Cheech turned and spoke a couple of words in Spanish to the other man, and they left silently, wraithlike, the scent of cheap aftershave lingering in the air behind them.

He wasn’t sure how long he lay there. It seemed to take forever to regain his breath. When he finally did, he hauled himself to his knees, struggled to his feet, and landed heavily on a chair. His ears were ringing, and his ribs felt like they’d been trampled by an antelope. He rubbed his temple and his hand came away bloody. Stupidly, like a movie running in slow motion, he looked down and saw that the front of his shirt was saturated with blood. It still flowed from his nose at an amazing rate, fat crimson drops that left a dark, wet spatter on the carpet.

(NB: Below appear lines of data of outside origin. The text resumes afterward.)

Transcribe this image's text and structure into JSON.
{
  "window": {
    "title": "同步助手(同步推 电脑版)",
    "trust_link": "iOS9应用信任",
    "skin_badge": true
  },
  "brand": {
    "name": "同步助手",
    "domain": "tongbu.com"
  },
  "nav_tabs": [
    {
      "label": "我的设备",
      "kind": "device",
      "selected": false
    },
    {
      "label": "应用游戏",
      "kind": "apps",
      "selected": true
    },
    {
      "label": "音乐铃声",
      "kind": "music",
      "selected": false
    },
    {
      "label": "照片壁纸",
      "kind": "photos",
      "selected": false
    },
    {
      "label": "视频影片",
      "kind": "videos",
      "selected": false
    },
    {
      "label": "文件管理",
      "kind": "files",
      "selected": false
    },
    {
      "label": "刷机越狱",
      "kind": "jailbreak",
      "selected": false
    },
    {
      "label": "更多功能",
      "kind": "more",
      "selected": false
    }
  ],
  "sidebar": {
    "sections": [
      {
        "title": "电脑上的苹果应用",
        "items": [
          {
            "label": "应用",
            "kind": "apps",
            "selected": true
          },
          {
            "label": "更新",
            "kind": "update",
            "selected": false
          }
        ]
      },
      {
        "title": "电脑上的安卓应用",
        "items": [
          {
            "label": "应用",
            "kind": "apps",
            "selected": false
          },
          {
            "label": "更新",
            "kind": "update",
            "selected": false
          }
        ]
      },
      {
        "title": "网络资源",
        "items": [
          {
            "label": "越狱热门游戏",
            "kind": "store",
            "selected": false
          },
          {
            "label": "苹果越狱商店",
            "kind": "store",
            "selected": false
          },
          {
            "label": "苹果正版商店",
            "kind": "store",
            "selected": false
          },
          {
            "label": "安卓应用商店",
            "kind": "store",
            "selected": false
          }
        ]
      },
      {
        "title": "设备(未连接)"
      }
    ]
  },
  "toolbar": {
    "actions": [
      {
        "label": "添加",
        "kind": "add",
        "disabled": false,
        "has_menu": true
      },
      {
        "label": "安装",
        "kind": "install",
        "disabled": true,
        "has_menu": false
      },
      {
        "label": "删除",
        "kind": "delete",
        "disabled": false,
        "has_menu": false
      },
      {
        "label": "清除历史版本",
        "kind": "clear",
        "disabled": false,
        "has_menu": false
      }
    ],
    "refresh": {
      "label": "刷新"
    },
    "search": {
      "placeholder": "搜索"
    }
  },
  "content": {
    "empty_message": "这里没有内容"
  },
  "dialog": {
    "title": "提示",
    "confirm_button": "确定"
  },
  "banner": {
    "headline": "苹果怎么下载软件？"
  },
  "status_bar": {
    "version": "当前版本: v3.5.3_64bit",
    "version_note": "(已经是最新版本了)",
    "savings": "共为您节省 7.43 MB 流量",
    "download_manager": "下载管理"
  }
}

He rose on shaky legs, swayed a bit before he got his bearings. It seemed to take an inordinate amount of time to cross the room, one laborious step after another. He snatched a fistful of tissue from the box he kept on the corner of the desk and pressed it against his face. Wincing at the contact between soft tissue paper and a nose that felt as though it had slammed into a concrete wall at eighty miles an hour, he wondered if there were some limit to the number of orifices through which a man could hemorrhage before he bled out and died.

He stumbled to the door. Outside, it was raining, a soft spring rain that seeped through his shirt and left dark blotches on the tissue box clutched in his hand. Like some aged sot, he walked with an unsteady gait to his car, parked in the shadows of the rectory. For an instant, he leaned against the door, folded his arms on the roof and rested his aching head on them. He tried to remember whether he’d locked the church, but he wasn’t sure. He didn’t remember walking out the door. He’d been inside, then he’d been out here, in the rain, with no memory of how the transition had taken place.